Equality, on the other hand, refers to whether two objects contain the same data or have the same value, as defined by the object’s type. The == operator invokes the __eq__() method of the left operand (or the right operand if the left one doesn’t have the method), which is responsible for defining what “value” means for that object. For example, for two lists, == returns True if they have the same length and all corresponding elements are equal.
list_a = [1, 2, 3]
list_b = [1, 2, 3] # Same value, different object
list_c = list_a # Another name for the same object
print(id(list_a)) # Output: e.g., 140245920384000 (unique per run)
print(id(list_b)) # Output: e.g., 140245920387904 (different from list_a)
print(id(list_c)) # Output: e.g., 140245920384000 (same as list_a)
print(list_a is list_b) # False: Different identities
print(list_a is list_c) # True: Same identity
print(list_a == list_b) # True: Same value
When is and == Seem to Behave the Same
The most common point of confusion arises with small integers and the None object.

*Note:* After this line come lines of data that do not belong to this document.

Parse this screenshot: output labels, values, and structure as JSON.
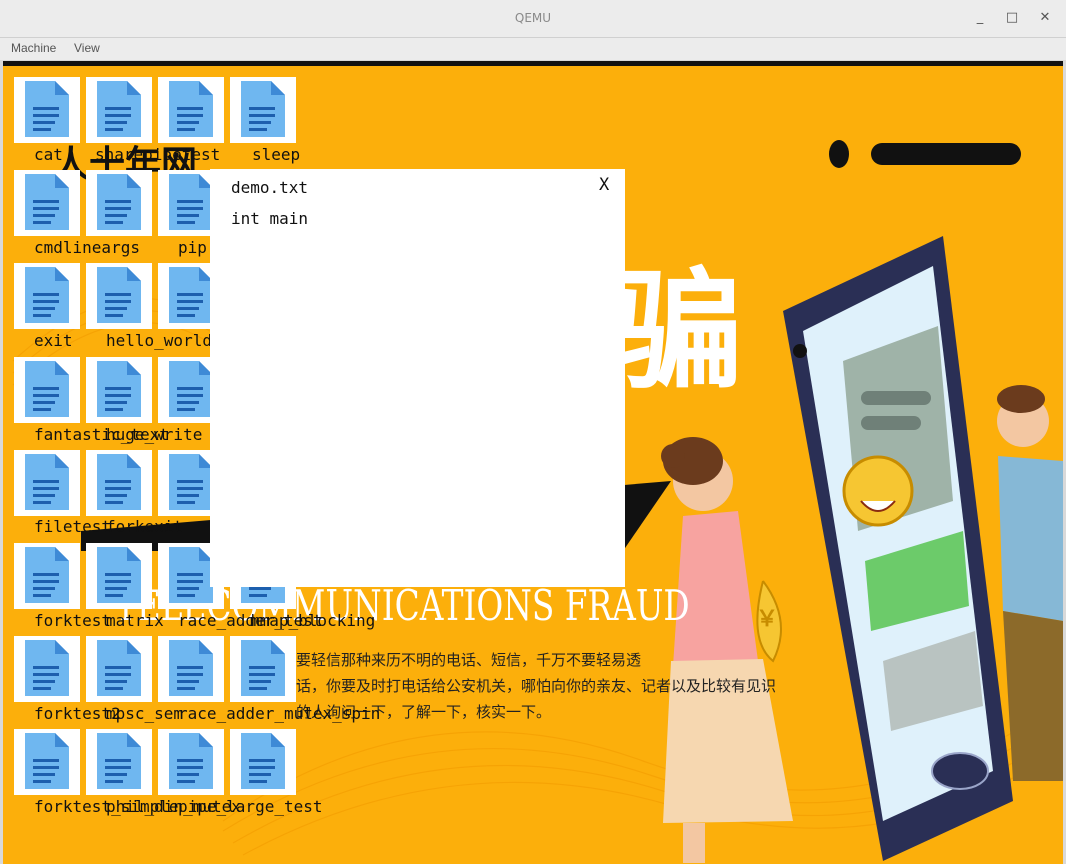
{
  "window": {
    "title": "QEMU",
    "minimize": "_",
    "maximize": "□",
    "close": "✕"
  },
  "menu": [
    "Machine",
    "View"
  ],
  "wallpaper": {
    "heading_cn": "骗",
    "heading_en": "TELECOMMUNICATIONS FRAUD",
    "line1": "要轻信那种来历不明的电话、短信，千万不要轻易透",
    "line2": "话，你要及时打电话给公安机关，哪怕向你的亲友、记者以及比较有见识",
    "line3": "的人询问一下，了解一下，核实一下。",
    "bag": "￥",
    "colors": {
      "background": "#fcaf0b",
      "phone": "#2a2f55"
    }
  },
  "desktop": {
    "labels": [
      "cat",
      "sharepipetest",
      "sleep",
      "cmdlineargs",
      "pip",
      "exit",
      "hello_world",
      "fantastic_text",
      "huge_write",
      "filetest",
      "forkexit",
      "forktest",
      "matrix",
      "race_adder_test",
      "mmap_blocking",
      "forktest2",
      "mpsc_sem",
      "race_adder_mutex_spin",
      "forktest_simple",
      "phil_din_mutex",
      "pipe_large_test"
    ]
  },
  "dialog": {
    "title": "demo.txt",
    "close": "X",
    "content": "int main"
  }
}
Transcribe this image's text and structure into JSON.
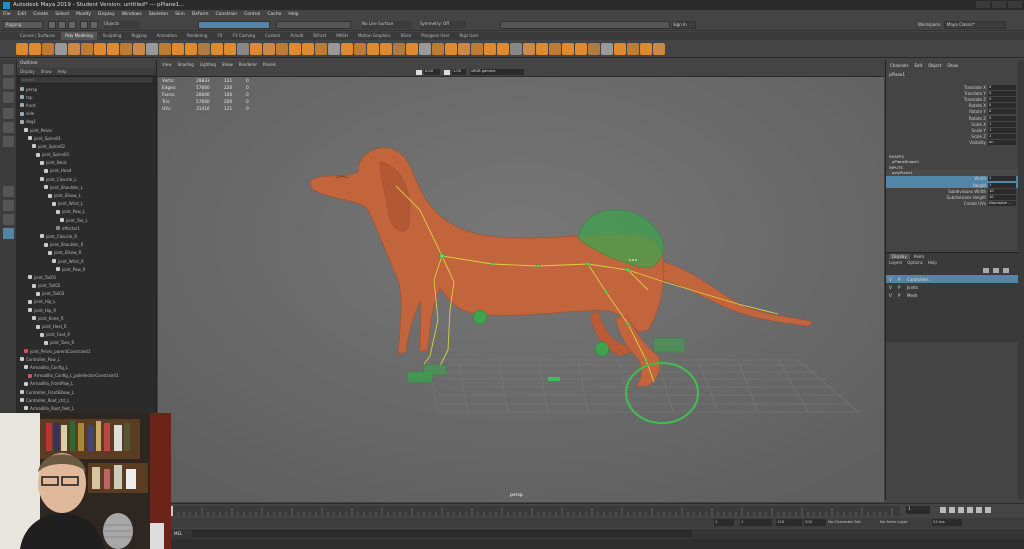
{
  "window": {
    "title": "Autodesk Maya 2019 - Student Version: untitled*  ---  pPlane1..."
  },
  "menubar": {
    "items": [
      "File",
      "Edit",
      "Create",
      "Select",
      "Modify",
      "Display",
      "Windows",
      "Skeleton",
      "Skin",
      "Deform",
      "Constrain",
      "Control",
      "Cache",
      "Help"
    ]
  },
  "statusline": {
    "menuset": "Rigging",
    "objects_label": "Objects",
    "live_surface": "No Live Surface",
    "symmetry": "Symmetry: Off",
    "sign_in": "Sign In",
    "workspace_label": "Workspace:",
    "workspace_value": "Maya Classic*"
  },
  "shelf_tabs": [
    "Curves / Surfaces",
    "Poly Modeling",
    "Sculpting",
    "Rigging",
    "Animation",
    "Rendering",
    "FX",
    "FX Caching",
    "Custom",
    "Arnold",
    "Bifrost",
    "MASH",
    "Motion Graphics",
    "XGen",
    "Polygons User",
    "Rigs User"
  ],
  "shelf_active_tab": "Poly Modeling",
  "outliner": {
    "title": "Outliner",
    "menus": [
      "Display",
      "Show",
      "Help"
    ],
    "search_placeholder": "Search...",
    "rows": [
      {
        "label": "persp",
        "depth": 0,
        "type": "camera"
      },
      {
        "label": "top",
        "depth": 0,
        "type": "camera"
      },
      {
        "label": "front",
        "depth": 0,
        "type": "camera"
      },
      {
        "label": "side",
        "depth": 0,
        "type": "camera"
      },
      {
        "label": "dog1",
        "depth": 0,
        "type": "mesh"
      },
      {
        "label": "joint_Pelvis",
        "depth": 1,
        "type": "joint"
      },
      {
        "label": "joint_Spine01",
        "depth": 2,
        "type": "joint"
      },
      {
        "label": "joint_Spine02",
        "depth": 3,
        "type": "joint"
      },
      {
        "label": "joint_Spine03",
        "depth": 4,
        "type": "joint"
      },
      {
        "label": "joint_Neck",
        "depth": 5,
        "type": "joint"
      },
      {
        "label": "joint_Head",
        "depth": 6,
        "type": "joint"
      },
      {
        "label": "joint_Clavicle_L",
        "depth": 5,
        "type": "joint"
      },
      {
        "label": "joint_Shoulder_L",
        "depth": 6,
        "type": "joint"
      },
      {
        "label": "joint_Elbow_L",
        "depth": 7,
        "type": "joint"
      },
      {
        "label": "joint_Wrist_L",
        "depth": 8,
        "type": "joint"
      },
      {
        "label": "joint_Paw_L",
        "depth": 9,
        "type": "joint"
      },
      {
        "label": "joint_Toe_L",
        "depth": 10,
        "type": "joint"
      },
      {
        "label": "effector1",
        "depth": 9,
        "type": "effector"
      },
      {
        "label": "joint_Clavicle_R",
        "depth": 5,
        "type": "joint"
      },
      {
        "label": "joint_Shoulder_R",
        "depth": 6,
        "type": "joint"
      },
      {
        "label": "joint_Elbow_R",
        "depth": 7,
        "type": "joint"
      },
      {
        "label": "joint_Wrist_R",
        "depth": 8,
        "type": "joint"
      },
      {
        "label": "joint_Paw_R",
        "depth": 9,
        "type": "joint"
      },
      {
        "label": "joint_Tail01",
        "depth": 2,
        "type": "joint"
      },
      {
        "label": "joint_Tail02",
        "depth": 3,
        "type": "joint"
      },
      {
        "label": "joint_Tail03",
        "depth": 4,
        "type": "joint"
      },
      {
        "label": "joint_Hip_L",
        "depth": 2,
        "type": "joint"
      },
      {
        "label": "joint_Hip_R",
        "depth": 2,
        "type": "joint"
      },
      {
        "label": "joint_Knee_R",
        "depth": 3,
        "type": "joint"
      },
      {
        "label": "joint_Heel_R",
        "depth": 4,
        "type": "joint"
      },
      {
        "label": "joint_Foot_R",
        "depth": 5,
        "type": "joint"
      },
      {
        "label": "joint_Toes_R",
        "depth": 6,
        "type": "joint"
      },
      {
        "label": "joint_Pelvis_parentConstraint1",
        "depth": 1,
        "type": "constraint"
      },
      {
        "label": "Controller_Paw_L",
        "depth": 0,
        "type": "curve"
      },
      {
        "label": "Armadillo_Config_L",
        "depth": 1,
        "type": "curve"
      },
      {
        "label": "Armadillo_Config_L_poleVectorConstraint1",
        "depth": 2,
        "type": "constraint"
      },
      {
        "label": "Armadillo_FrontPaw_L",
        "depth": 1,
        "type": "curve"
      },
      {
        "label": "Controller_FrontElbow_L",
        "depth": 0,
        "type": "curve"
      },
      {
        "label": "Controller_Root_ctrl_L",
        "depth": 0,
        "type": "curve"
      },
      {
        "label": "Armadillo_Root_feet_L",
        "depth": 1,
        "type": "curve"
      }
    ]
  },
  "viewport": {
    "menus": [
      "View",
      "Shading",
      "Lighting",
      "Show",
      "Renderer",
      "Panels"
    ],
    "exposure": "0.00",
    "gamma": "1.00",
    "color_space": "sRGB gamma",
    "camera_label": "persp",
    "stats": [
      {
        "label": "Verts:",
        "a": "28833",
        "b": "121",
        "c": "0"
      },
      {
        "label": "Edges:",
        "a": "57660",
        "b": "220",
        "c": "0"
      },
      {
        "label": "Faces:",
        "a": "28840",
        "b": "100",
        "c": "0"
      },
      {
        "label": "Tris:",
        "a": "57660",
        "b": "200",
        "c": "0"
      },
      {
        "label": "UVs:",
        "a": "31416",
        "b": "121",
        "c": "0"
      }
    ]
  },
  "channel_box": {
    "menus": [
      "Channels",
      "Edit",
      "Object",
      "Show"
    ],
    "object_name": "pPlane1",
    "channels": [
      {
        "name": "Translate X",
        "value": "0"
      },
      {
        "name": "Translate Y",
        "value": "0"
      },
      {
        "name": "Translate Z",
        "value": "0"
      },
      {
        "name": "Rotate X",
        "value": "0"
      },
      {
        "name": "Rotate Y",
        "value": "0"
      },
      {
        "name": "Rotate Z",
        "value": "0"
      },
      {
        "name": "Scale X",
        "value": "1"
      },
      {
        "name": "Scale Y",
        "value": "1"
      },
      {
        "name": "Scale Z",
        "value": "1"
      },
      {
        "name": "Visibility",
        "value": "on"
      }
    ],
    "shapes_label": "SHAPES",
    "shape_name": "pPlaneShape1",
    "inputs_label": "INPUTS",
    "input_name": "polyPlane1",
    "input_channels": [
      {
        "name": "Width",
        "value": "1"
      },
      {
        "name": "Height",
        "value": "1"
      },
      {
        "name": "Subdivisions Width",
        "value": "10"
      },
      {
        "name": "Subdivisions Height",
        "value": "10"
      },
      {
        "name": "Create UVs",
        "value": "Normalize ..."
      }
    ]
  },
  "layer_editor": {
    "tabs": [
      "Display",
      "Anim"
    ],
    "menus": [
      "Layers",
      "Options",
      "Help"
    ],
    "layers": [
      {
        "v": "V",
        "p": "P",
        "name": "Controllers",
        "selected": true
      },
      {
        "v": "V",
        "p": "P",
        "name": "Joints",
        "selected": false
      },
      {
        "v": "V",
        "p": "P",
        "name": "Mesh",
        "selected": false
      }
    ]
  },
  "range": {
    "start": "1",
    "inner_start": "1",
    "inner_end": "120",
    "end": "120",
    "end2": "200",
    "current_frame": "1",
    "character_set": "No Character Set",
    "anim_layer": "No Anim Layer",
    "fps": "24 fps"
  },
  "command_line": {
    "lang": "MEL"
  },
  "colors": {
    "dog": "#c2643c",
    "ctrl_green": "#3fbf4f",
    "joint_yellow": "#d9d040",
    "selection_blue": "#5285a6"
  }
}
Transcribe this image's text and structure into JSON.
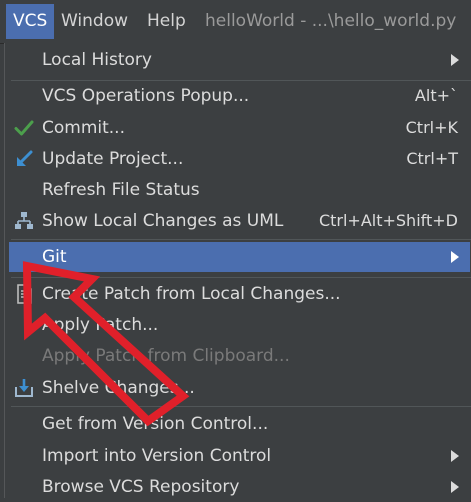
{
  "menubar": {
    "vcs": "VCS",
    "window": "Window",
    "help": "Help",
    "title": "helloWorld - ...\\hello_world.py"
  },
  "menu": {
    "local_history": "Local History",
    "vcs_operations_popup": "VCS Operations Popup...",
    "vcs_operations_popup_shortcut": "Alt+`",
    "commit": "Commit...",
    "commit_shortcut": "Ctrl+K",
    "update_project": "Update Project...",
    "update_project_shortcut": "Ctrl+T",
    "refresh_file_status": "Refresh File Status",
    "show_local_changes_uml": "Show Local Changes as UML",
    "show_local_changes_uml_shortcut": "Ctrl+Alt+Shift+D",
    "git": "Git",
    "create_patch": "Create Patch from Local Changes...",
    "apply_patch": "Apply Patch...",
    "apply_patch_clipboard": "Apply Patch from Clipboard...",
    "shelve_changes": "Shelve Changes...",
    "get_from_vcs": "Get from Version Control...",
    "import_into_vcs": "Import into Version Control",
    "browse_vcs_repo": "Browse VCS Repository"
  },
  "icons": {
    "commit": "checkmark-icon",
    "update_project": "arrow-down-left-icon",
    "show_local_changes_uml": "diagram-icon",
    "create_patch": "patch-document-icon",
    "shelve_changes": "shelve-icon",
    "annotation": "red-arrow-icon"
  },
  "colors": {
    "menu_background": "#3c3f41",
    "selection": "#4b6eaf",
    "text": "#dcdcdc",
    "disabled_text": "#7a7a7a",
    "commit_check": "#4c9f4c",
    "update_arrow": "#3d8fd1",
    "annotation_red": "#e0202a"
  },
  "selected_item": "Git"
}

Due to performance optimizations in CPython (a process called interning), integers between -5 and 256 are cached. This means every variable assigned, say, the number 42 will point to the same cached object in memory.
a = 42
b = 42
print(a is b) # True: Because of interning for small integers
print(a == b) # True
c = 1000
d = 1000
print(c is d) # False: Typically, because 1000 is not interned
print(c == d) # True
This behavior is an implementation detail of CPython and should never be relied upon. Always use == for comparing integer values.
The Singleton Pattern: None, True, False
The rule of using is for identity has one critical and universal exception: comparing to singletons. Singletons are types that only ever have one instance. In Python, None, True, and False are singletons. It is not only acceptable but considered best practice to use the is operator when checking if a variable is None.
Why? It is faster and more explicit. The is operator compares two memory addresses, a very cheap operation. The == operator must call the __eq__ method, which could be overloaded (though it isn’t for None), making it theoretically slower and less direct. It clearly communicates the intent: “I am checking for the one and only None object.”
def check_status(result):
# Correct and idiomatic
if result is None:
print("No result was calculated.")
# Incorrect and unpythonic (though it might work)
# if result == None:
# print("No result was calculated.")
check_status(None)
Common Pitfalls and Best Practices
A frequent bug occurs when programmers use is to compare values instead of identity. This often happens with strings. While string interning sometimes makes is seem to work, it is unreliable and a major source of errors.
# Pitfall: Using `is` for string value comparison
name = "hello world"
greeting = "hello world"
print(name is greeting) # Output: Might be True or False (implementation-dependent)
print(name == greeting) # Output: Always True
# Best Practice: Always use `==` for value comparison of all types except singletons.
Another pitfall involves mutable default arguments. The same list object is reused for every function call that doesn’t provide an argument, leading to unexpected shared state.
# Pitfall: Mutable default argument
def add_to_list(item, my_list=[]): # my_list= is evaluated ONCE at definition time
my_list.append(item)
return my_list
list1 = add_to_list(1) # returns [1]
list2 = add_to_list(2) # returns [1, 2] NOT [2]! Same list object was used.
print(list1 is list2) # True: They are the same object.
# Best Practice: Use None as a default for mutable arguments
def add_to_list_fixed(item, my_list=None):
if my_list is None: # Correct use of `is` for singleton
my_list = [] # Create a new list object each time
my_list.append(item)
return my_list
In summary, the choice between is and == is a choice between comparing object identity and object value. Use is exclusively to check if two variables point to the same object, most importantly when checking for the singletons None, True, and False. For all other value-based comparisons, use the == operator. Adhering to this rule will make your code more correct, predictable, and idiomatic.